Here's my code snippet, drawing from some ideas that have already been posted. This lets you add a new keyword to the key_to_collection dictionary and not have to change anything else.
import re
def parse_params(num_of_params, lines):
pattern = re.compile(r"""
model\.
(.+) # keyword
(\d+) # index to keyword
[ ]+ # whitespace
(.+) # value
""", re.VERBOSE)
key_to_collection = {
"paramName": names,
"paramValue": params,
"optimizeParam": optimize,
"paramLowerBound": upper,
"paramUpperBound": lower,
}
for line in lines:
match = pattern.match(line)
if not match:
print "Invalid line: " + line
elif match[1] not in key_to_collection:
print "Invalid key: " + line
# Not sure if you really care about enforcing this
elif match[2] > num_of_params:
print "Invalid param: " + line
else:
key_to_collection[match[1]].append(match[3])
Full disclosure: I have not compiled/tested this.
It can certainly be made more efficient. But, to be honest, unless this function is called hundreds of times a second, or works on thousands of lines, is it necessary?
I would be more concerned about making it clear what is happening... currently, I'm far from clear on that aspect.
Just eyeballing it, the input seems to look like this:
model.paramName 1 A model.paramValue 1 B model.optimizeParam 1 C model.paramLowerBound 1 D model.paramUpperBound 1 E model.paramName 2 F model.paramValue 2 G model.optimizeParam 2 H model.paramLowerBound 2 I model.paramUpperBound 2 J
And your desired output seems to be something like:
Names = AF
Params = BG
etc...
Now, since my input certainly doesn't match yours, the output is likely off too, but I think I have the gist.
There are a few points. First, does it matter how many parameters are passed to the function? For example, if the input has two sets of parameters, do I just want to read both, or is it necessary to allow the function to only read one? For example, your code allows me to call parse_params(1,1) and have it only read parameters ending in a 1 from the same input. If that's not actually a requirement, you can skip a large chunk of the code.
Second, is it important to ONLY read the given parameters? If I, for example, have a parameter called 'paramFoo', is it bad if I read it? You can also simplify the procedure by just grabbing all parameters regardless of their name, and extracting their value.
def parse_params(input):
parameter_list = {}
param = re.compile(r"model\.([^ ]+) [0-9]+ ([^ ]+)")
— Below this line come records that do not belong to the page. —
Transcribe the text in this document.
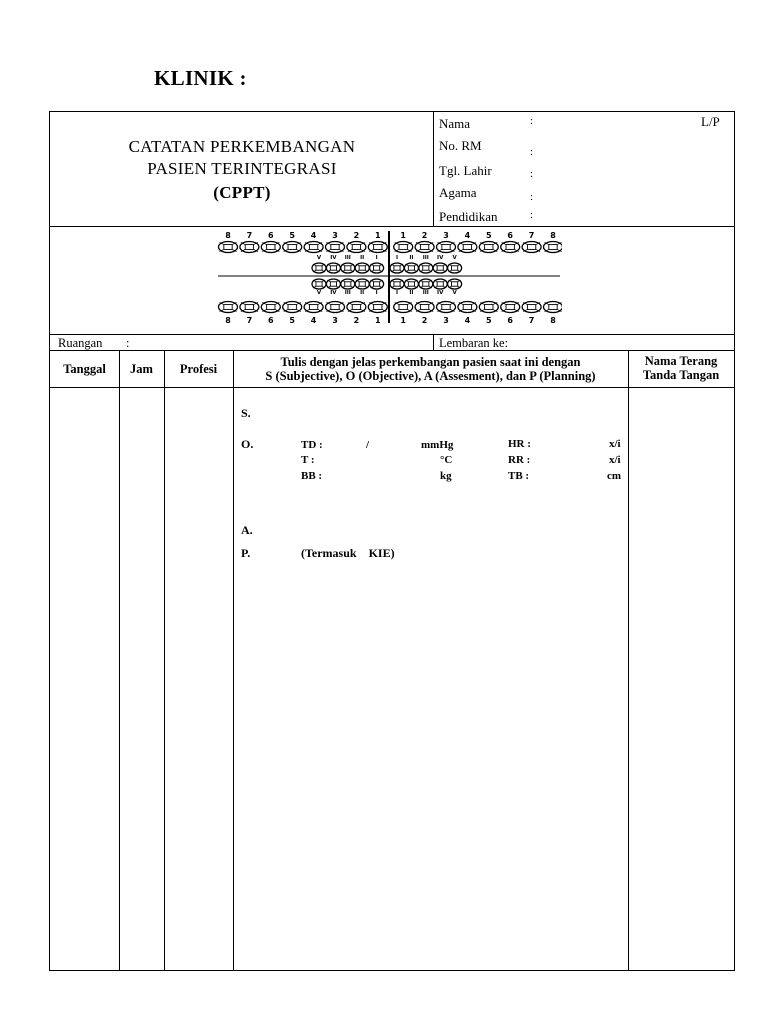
KLINIK :
CATATAN PERKEMBANGAN
PASIEN TERINTEGRASI
(CPPT)
Nama	:	L/P
No. RM	:
Tgl. Lahir	:
Agama	:
Pendidikan	:
8 7 6 5 4 3 2 1 1 2 3 4 5 6 7 8
V IV III II I	I II III IV V
V IV III II I	I II III IV V
8 7 6 5 4 3 2 1 1 2 3 4 5 6 7 8
Ruangan :	Lembaran ke:
Tanggal	Jam	Profesi	Tulis dengan jelas perkembangan pasien saat ini dengan
S (Subjective), O (Objective), A (Assesment), dan P (Planning)
Nama Terang
Tanda Tangan
S.
O.	TD :	/	mmHg	HR :	x/i
T :	°C	RR :	x/i
BB :	kg	TB :	cm
A.
P.	(Termasuk    KIE)
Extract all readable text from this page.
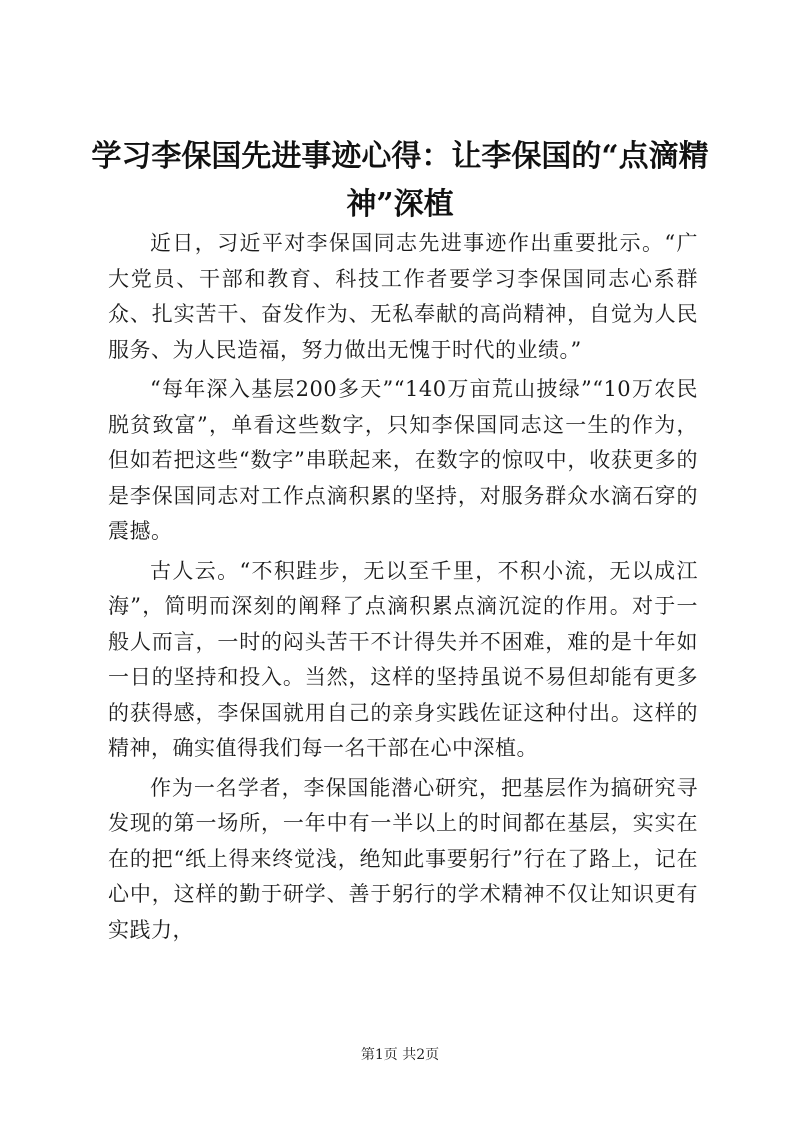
学习李保国先进事迹心得：让李保国的“点滴精神”深植

近日，习近平对李保国同志先进事迹作出重要批示。“广大党员、干部和教育、科技工作者要学习李保国同志心系群众、扎实苦干、奋发作为、无私奉献的高尚精神，自觉为人民服务、为人民造福，努力做出无愧于时代的业绩。”

“每年深入基层200多天”“140万亩荒山披绿”“10万农民脱贫致富”，单看这些数字，只知李保国同志这一生的作为，但如若把这些“数字”串联起来，在数字的惊叹中，收获更多的是李保国同志对工作点滴积累的坚持，对服务群众水滴石穿的震撼。

古人云。“不积跬步，无以至千里，不积小流，无以成江海”，简明而深刻的阐释了点滴积累点滴沉淀的作用。对于一般人而言，一时的闷头苦干不计得失并不困难，难的是十年如一日的坚持和投入。当然，这样的坚持虽说不易但却能有更多的获得感，李保国就用自己的亲身实践佐证这种付出。这样的精神，确实值得我们每一名干部在心中深植。

作为一名学者，李保国能潜心研究，把基层作为搞研究寻发现的第一场所，一年中有一半以上的时间都在基层，实实在在的把“纸上得来终觉浅，绝知此事要躬行”行在了路上，记在心中，这样的勤于研学、善于躬行的学术精神不仅让知识更有实践力，

第1页 共2页
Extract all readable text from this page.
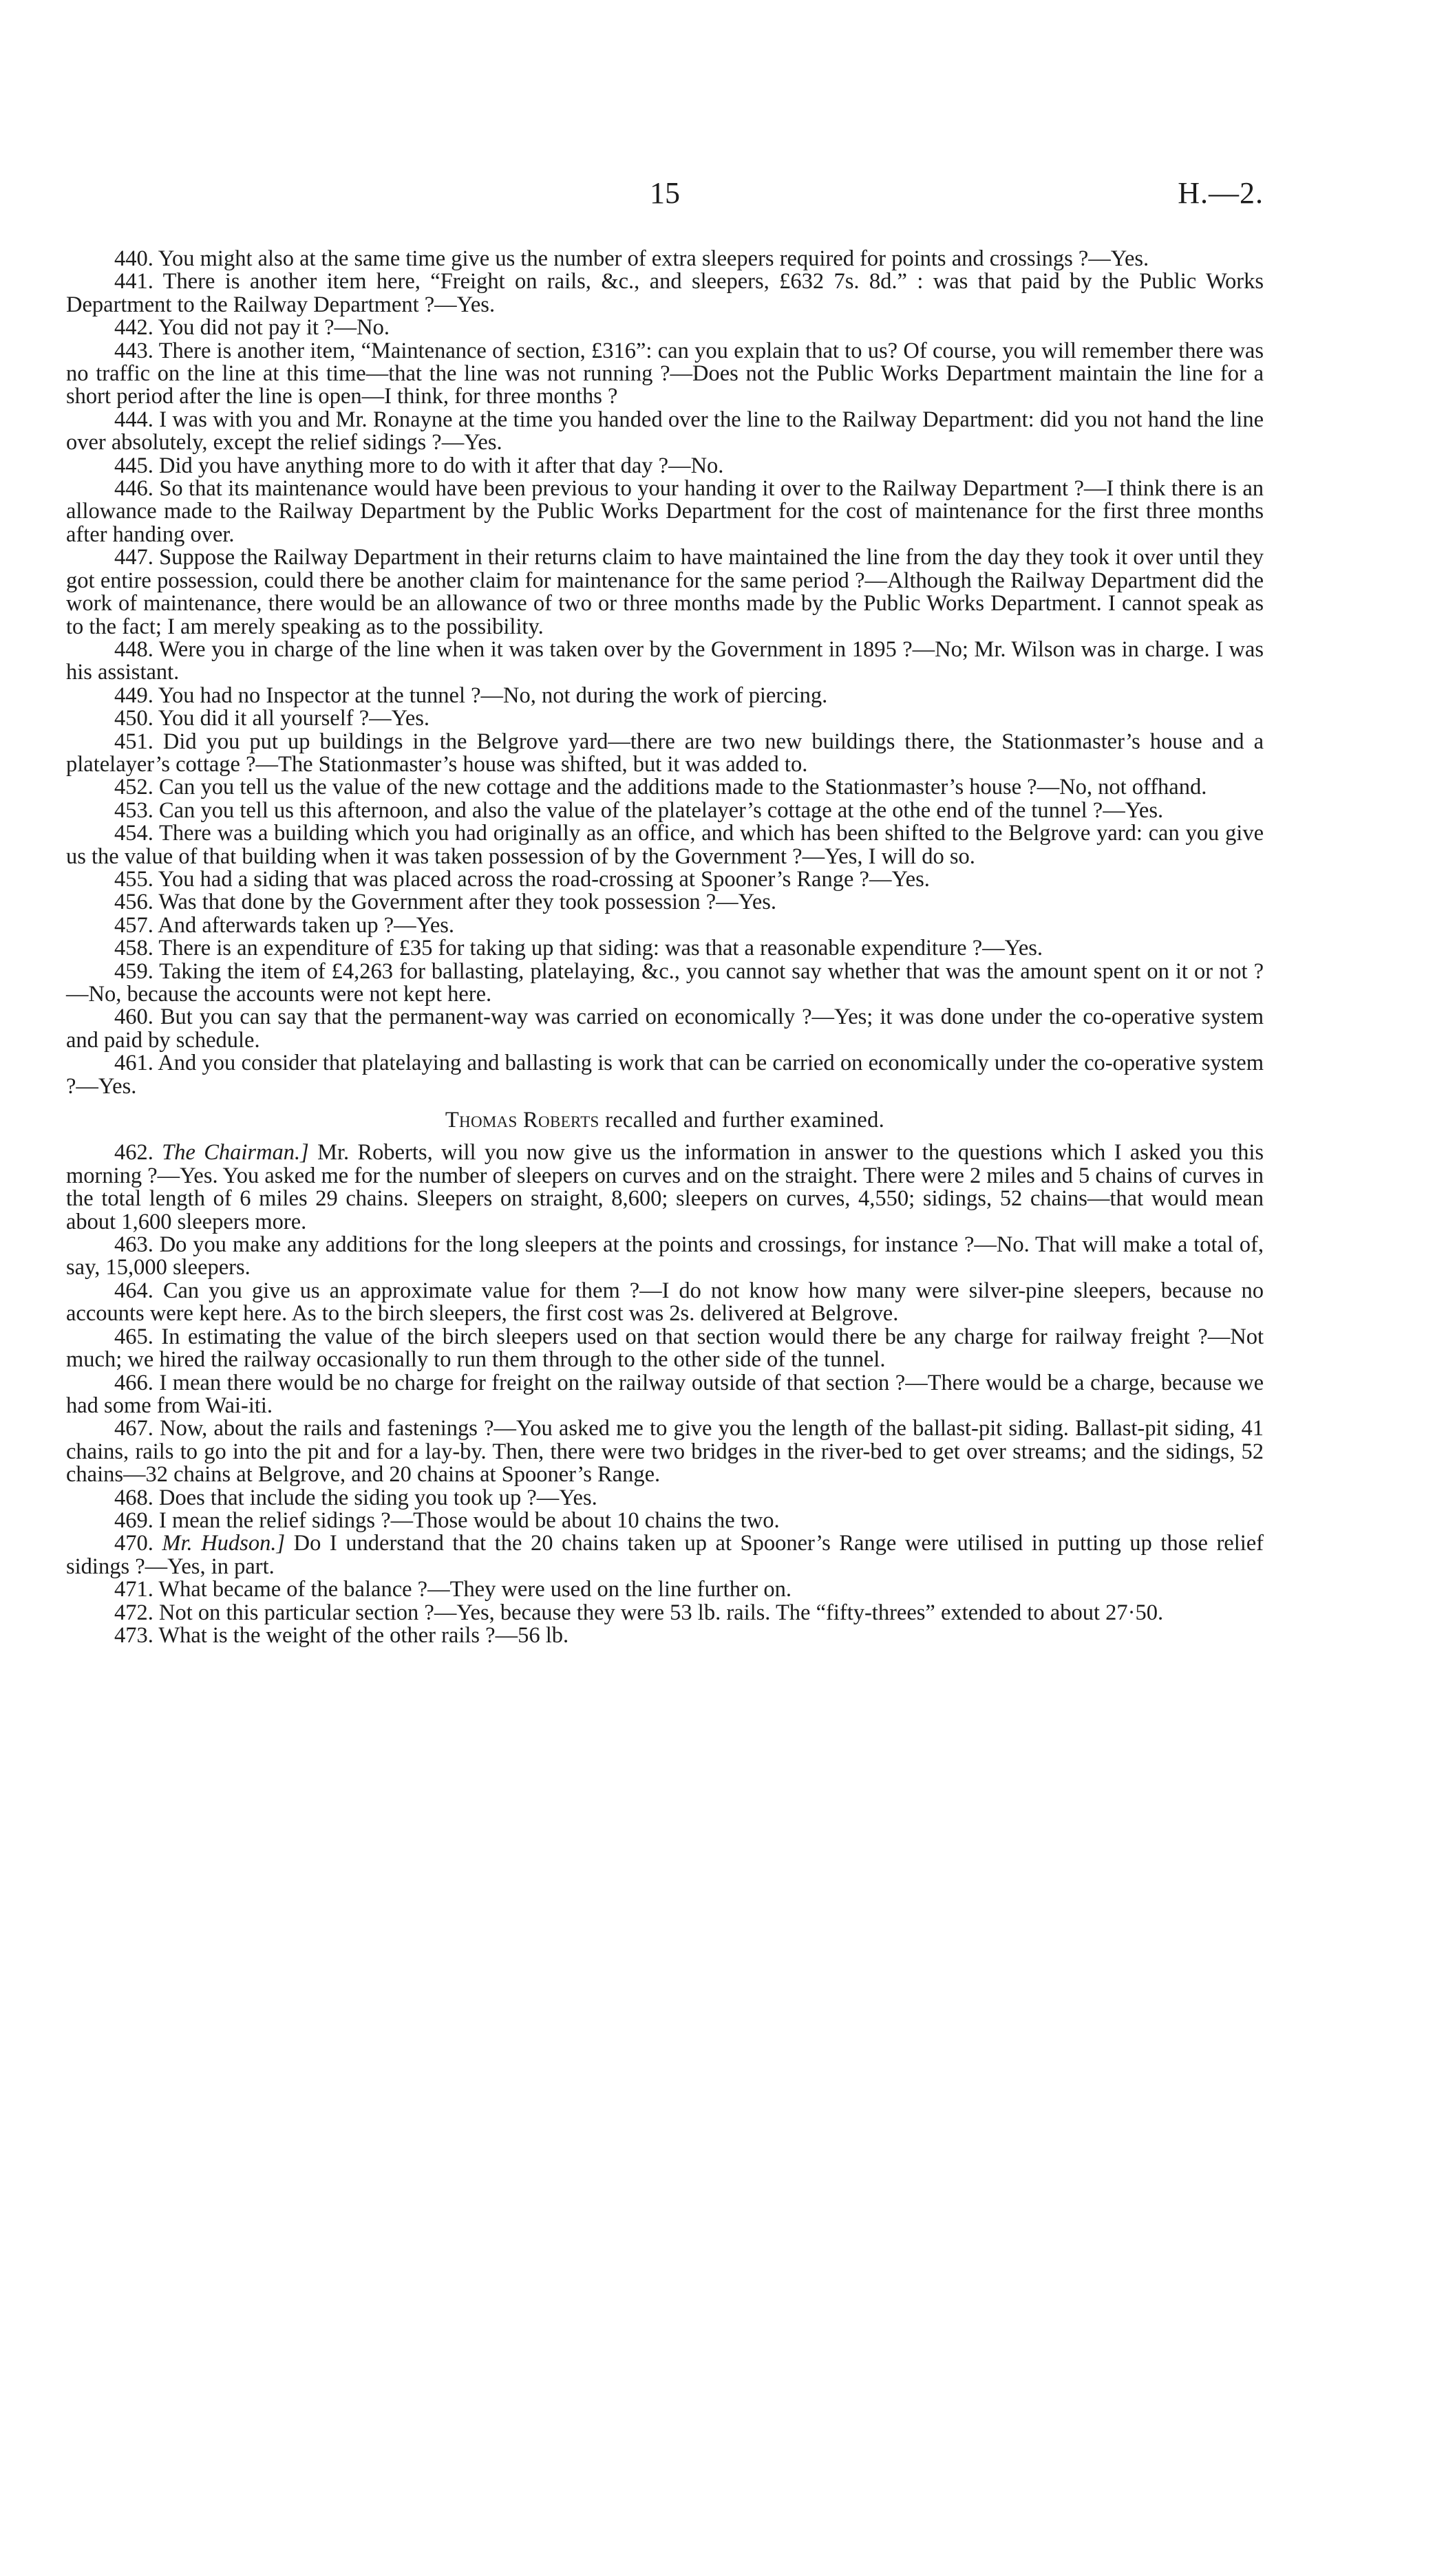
15	H.—2.

440. You might also at the same time give us the number of extra sleepers required for points and crossings ?—Yes.

441. There is another item here, “Freight on rails, &c., and sleepers, £632 7s. 8d.” : was that paid by the Public Works Department to the Railway Department ?—Yes.

442. You did not pay it ?—No.

443. There is another item, “Maintenance of section, £316”: can you explain that to us? Of course, you will remember there was no traffic on the line at this time—that the line was not running ?—Does not the Public Works Department maintain the line for a short period after the line is open—I think, for three months ?

444. I was with you and Mr. Ronayne at the time you handed over the line to the Railway Department: did you not hand the line over absolutely, except the relief sidings ?—Yes.

445. Did you have anything more to do with it after that day ?—No.

446. So that its maintenance would have been previous to your handing it over to the Railway Department ?—I think there is an allowance made to the Railway Department by the Public Works Department for the cost of maintenance for the first three months after handing over.

447. Suppose the Railway Department in their returns claim to have maintained the line from the day they took it over until they got entire possession, could there be another claim for maintenance for the same period ?—Although the Railway Department did the work of maintenance, there would be an allowance of two or three months made by the Public Works Department. I cannot speak as to the fact; I am merely speaking as to the possibility.

448. Were you in charge of the line when it was taken over by the Government in 1895 ?—No; Mr. Wilson was in charge. I was his assistant.

449. You had no Inspector at the tunnel ?—No, not during the work of piercing.

450. You did it all yourself ?—Yes.

451. Did you put up buildings in the Belgrove yard—there are two new buildings there, the Stationmaster’s house and a platelayer’s cottage ?—The Stationmaster’s house was shifted, but it was added to.

452. Can you tell us the value of the new cottage and the additions made to the Stationmaster’s house ?—No, not offhand.

453. Can you tell us this afternoon, and also the value of the platelayer’s cottage at the othe end of the tunnel ?—Yes.

454. There was a building which you had originally as an office, and which has been shifted to the Belgrove yard: can you give us the value of that building when it was taken possession of by the Government ?—Yes, I will do so.

455. You had a siding that was placed across the road-crossing at Spooner’s Range ?—Yes.

456. Was that done by the Government after they took possession ?—Yes.

457. And afterwards taken up ?—Yes.

458. There is an expenditure of £35 for taking up that siding: was that a reasonable expenditure ?—Yes.

459. Taking the item of £4,263 for ballasting, platelaying, &c., you cannot say whether that was the amount spent on it or not ?—No, because the accounts were not kept here.

460. But you can say that the permanent-way was carried on economically ?—Yes; it was done under the co-operative system and paid by schedule.

461. And you consider that platelaying and ballasting is work that can be carried on economically under the co-operative system ?—Yes.

Thomas Roberts recalled and further examined.

462. The Chairman.] Mr. Roberts, will you now give us the information in answer to the questions which I asked you this morning ?—Yes. You asked me for the number of sleepers on curves and on the straight. There were 2 miles and 5 chains of curves in the total length of 6 miles 29 chains. Sleepers on straight, 8,600; sleepers on curves, 4,550; sidings, 52 chains—that would mean about 1,600 sleepers more.

463. Do you make any additions for the long sleepers at the points and crossings, for instance ?—No. That will make a total of, say, 15,000 sleepers.

464. Can you give us an approximate value for them ?—I do not know how many were silver-pine sleepers, because no accounts were kept here. As to the birch sleepers, the first cost was 2s. delivered at Belgrove.

465. In estimating the value of the birch sleepers used on that section would there be any charge for railway freight ?—Not much; we hired the railway occasionally to run them through to the other side of the tunnel.

466. I mean there would be no charge for freight on the railway outside of that section ?—There would be a charge, because we had some from Wai-iti.

467. Now, about the rails and fastenings ?—You asked me to give you the length of the ballast-pit siding. Ballast-pit siding, 41 chains, rails to go into the pit and for a lay-by. Then, there were two bridges in the river-bed to get over streams; and the sidings, 52 chains—32 chains at Belgrove, and 20 chains at Spooner’s Range.

468. Does that include the siding you took up ?—Yes.

469. I mean the relief sidings ?—Those would be about 10 chains the two.

470. Mr. Hudson.] Do I understand that the 20 chains taken up at Spooner’s Range were utilised in putting up those relief sidings ?—Yes, in part.

471. What became of the balance ?—They were used on the line further on.

472. Not on this particular section ?—Yes, because they were 53 lb. rails. The “fifty-threes” extended to about 27·50.

473. What is the weight of the other rails ?—56 lb.
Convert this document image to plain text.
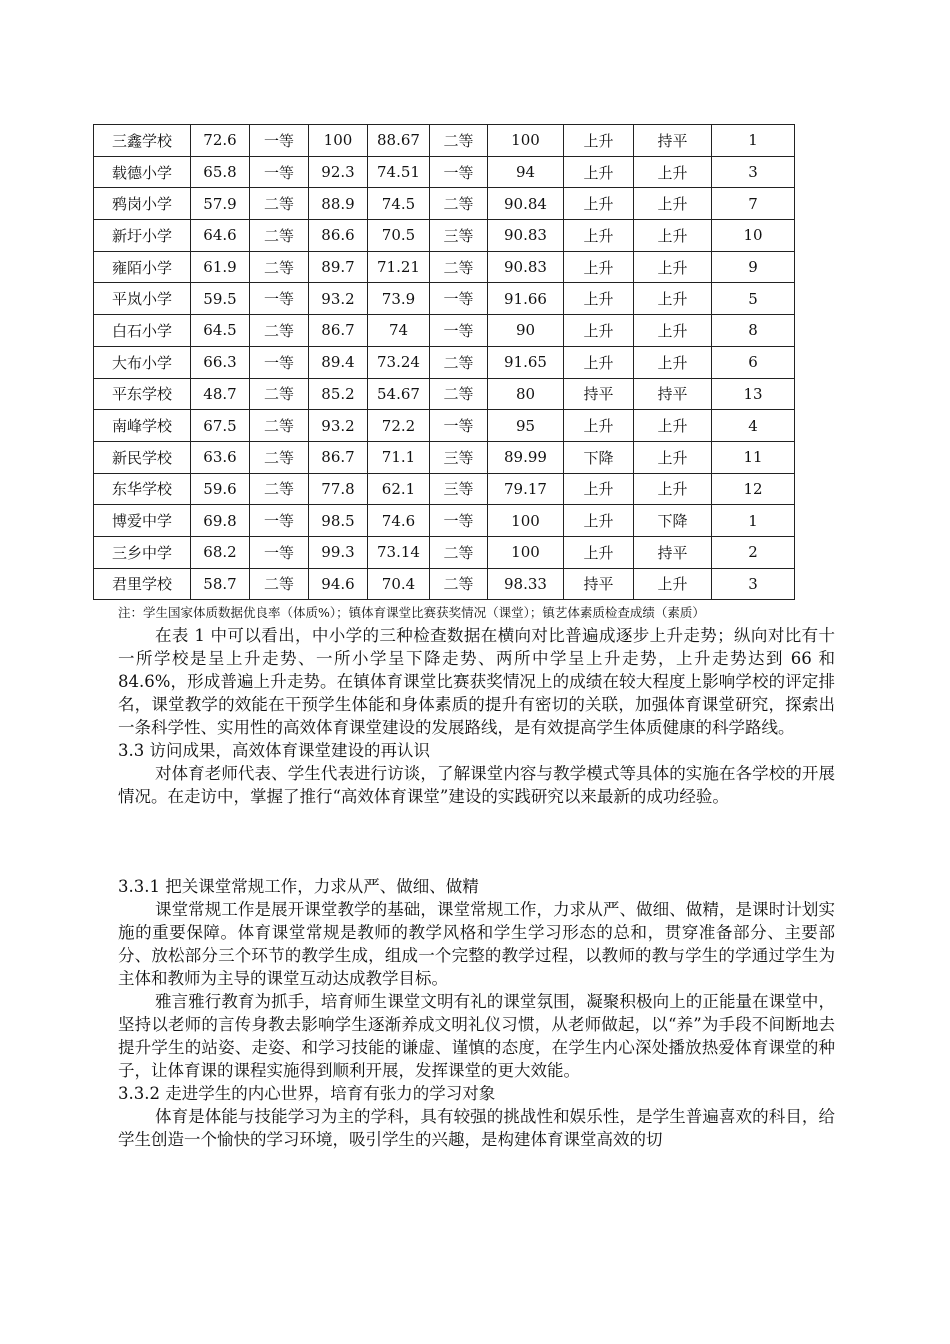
三鑫学校	72.6	一等	100	88.67	二等	100	上升	持平	1
载德小学	65.8	一等	92.3	74.51	一等	94	上升	上升	3
鸦岗小学	57.9	二等	88.9	74.5	二等	90.84	上升	上升	7
新圩小学	64.6	二等	86.6	70.5	三等	90.83	上升	上升	10
雍陌小学	61.9	二等	89.7	71.21	二等	90.83	上升	上升	9
平岚小学	59.5	一等	93.2	73.9	一等	91.66	上升	上升	5
白石小学	64.5	二等	86.7	74	一等	90	上升	上升	8
大布小学	66.3	一等	89.4	73.24	二等	91.65	上升	上升	6
平东学校	48.7	二等	85.2	54.67	二等	80	持平	持平	13
南峰学校	67.5	二等	93.2	72.2	一等	95	上升	上升	4
新民学校	63.6	二等	86.7	71.1	三等	89.99	下降	上升	11
东华学校	59.6	二等	77.8	62.1	三等	79.17	上升	上升	12
博爱中学	69.8	一等	98.5	74.6	一等	100	上升	下降	1
三乡中学	68.2	一等	99.3	73.14	二等	100	上升	持平	2
君里学校	58.7	二等	94.6	70.4	二等	98.33	持平	上升	3
注：学生国家体质数据优良率（体质%）；镇体育课堂比赛获奖情况（课堂）；镇艺体素质检查成绩（素质）

在表 1 中可以看出，中小学的三种检查数据在横向对比普遍成逐步上升走势；纵向对比有十一所学校是呈上升走势、一所小学呈下降走势、两所中学呈上升走势，上升走势达到 66 和 84.6%，形成普遍上升走势。在镇体育课堂比赛获奖情况上的成绩在较大程度上影响学校的评定排名，课堂教学的效能在干预学生体能和身体素质的提升有密切的关联，加强体育课堂研究，探索出一条科学性、实用性的高效体育课堂建设的发展路线，是有效提高学生体质健康的科学路线。

3.3 访问成果，高效体育课堂建设的再认识

对体育老师代表、学生代表进行访谈，了解课堂内容与教学模式等具体的实施在各学校的开展情况。在走访中，掌握了推行“高效体育课堂”建设的实践研究以来最新的成功经验。

3.3.1 把关课堂常规工作，力求从严、做细、做精

课堂常规工作是展开课堂教学的基础，课堂常规工作，力求从严、做细、做精，是课时计划实施的重要保障。体育课堂常规是教师的教学风格和学生学习形态的总和，贯穿准备部分、主要部分、放松部分三个环节的教学生成，组成一个完整的教学过程，以教师的教与学生的学通过学生为主体和教师为主导的课堂互动达成教学目标。

雅言雅行教育为抓手，培育师生课堂文明有礼的课堂氛围，凝聚积极向上的正能量在课堂中，坚持以老师的言传身教去影响学生逐渐养成文明礼仪习惯，从老师做起，以“养”为手段不间断地去提升学生的站姿、走姿、和学习技能的谦虚、谨慎的态度，在学生内心深处播放热爱体育课堂的种子，让体育课的课程实施得到顺利开展，发挥课堂的更大效能。

3.3.2 走进学生的内心世界，培育有张力的学习对象

体育是体能与技能学习为主的学科，具有较强的挑战性和娱乐性，是学生普遍喜欢的科目，给学生创造一个愉快的学习环境，吸引学生的兴趣，是构建体育课堂高效的切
each_parameter = param.finditer(input)
for match in each_parameter:
key = match[0]
value = match[1]
if not key in paramter_list:
parameter_list[key] = []
parameter_list[key].append(value)
return parameter_list
The output, in this instance, will be something like this:
{'paramName':[A, F], 'paramValue':[B, G], 'optimizeParam':[C, H], etc...}
Notes: I don't know Python well, I'm a Ruby guy, so my syntax may be off. Apologies.